Los mayores son, ante la crisis del coronavirus, la población más vulnerable. No solo ya porque la enfermedad les afecte en mayor medida, sino también porque van a ver sus vida truncada durante un tiempo. Ayer, los centros de convivencia de mayores de Zaragoza cerraron, y aunque la población lo haya comprendido, no son pocos los afectados. “Nos preocupa mucho esta situación, porque había gente que iba todos los días a los centros de mayores desde primera hora. Allí era donde se juntaban con los demás, y ahora se van a quedar solos”, cuenta Mari Luz Miral, de la Asociación de Mayores del Actur. “Hay gente que no tiene otra cosa y lo pasa muy mal”, añade.

Ella, junto con el resto de los asociados, realiza giras por los centros de mayores y en las residencias con espectáculos de baile. Ahora, “todo está suspendido”. “Estamos asustados, esa es la realidad”, cuenta Miral, que asume que la misión de muchos mayores va a ser ahora cuidar de sus nietos, a pesar de que no es la recomendación de los médicos. “A mí mi hija no me deja quedarme con mis nietos, porque somos población de riesgo, pero sé que otros miembros de la asociación sí que lo van a tener que hacer”, asegura.

En las calles de Zaragoza, el viernes por la mañana ya no era como cualquier otro viernes. Las calles estaban más vacías y los bares, con mucha menos gente. Los jubilados paseaban sin saber muy bien a qué atenerse, ya que a pesar de las recomendaciones, no había ninguna prohibición. “Justo estábamos hablando ahora de eso”, decían dos amigos que superan los 70, sentados en la plaza Sinués Urbiola. Los dos, tocayos, de nombre Miguel, tenían programada para la tarde su semanal quedada para tomar “unos vinos con los amigos”. “No sabemos si ir o no. Supongo que al final iremos, pero a partir del fin de semana tendremos que quedarnos en casa”, contaban.

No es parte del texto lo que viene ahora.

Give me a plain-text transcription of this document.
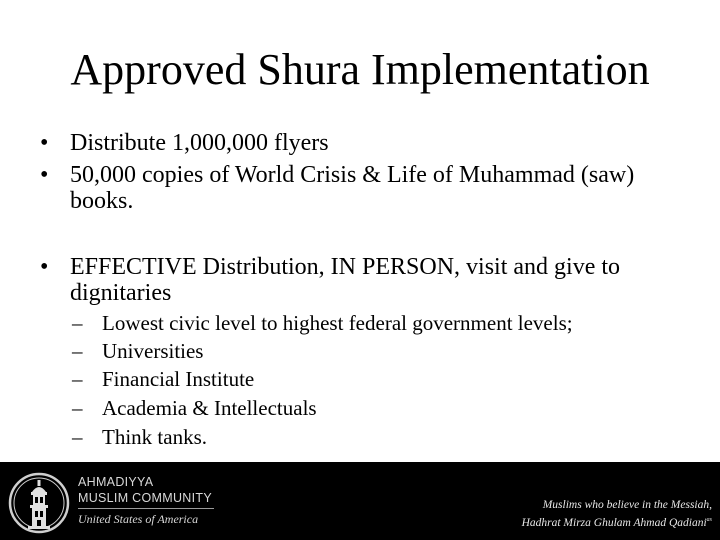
Approved Shura Implementation
• Distribute 1,000,000 flyers
• 50,000 copies of World Crisis & Life of Muhammad (saw) books.
• EFFECTIVE Distribution, IN PERSON, visit and give to dignitaries
– Lowest civic level to highest federal government levels;
– Universities
– Financial Institute
– Academia & Intellectuals
– Think tanks.
AHMADIYYA
MUSLIM COMMUNITY
United States of America
Muslims who believe in the Messiah,
Hadhrat Mirza Ghulam Ahmad Qadiani$^{as}$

“Lo están poniendo muy negro y no se habla de otra cosa. Vas paseando y el grupo de delante habla del coronavirus. El de detrás, también. Te quedas charlando con un corrillo y hablas del coronavirus. Se ve que ya no hay corrupción ni nada de eso”, reía uno de los dos.

En frente de ellos, otro hombre, Luis, se incorporaba a la conversación. “Antes las pandemias se quedaban en un país, ahora son globales. A mí ya casi que me pille, para vivir con cautela y sin poder hacer nada pues…”, asumía el anciano con total sinceridad. Luis solo recuerda haber vivido una situación similar, aunque entonces fue mucho más grave. Fue a finales de los años 30, en Calatayud, cuando un brote de tifus arrasó con la población que resistía los estoques de la guerra civil española.

Otro matrimonio jubilado tomaba el sol sentados en un banco en la plaza de España. “Cuanta más información nos dan peor, porque no sabemos a qué atenernos. Procuraremos no salir de casa”, explicaba ella. “Tenemos miedo. No a la muerte, pero sí a la enfermedad”, concluía.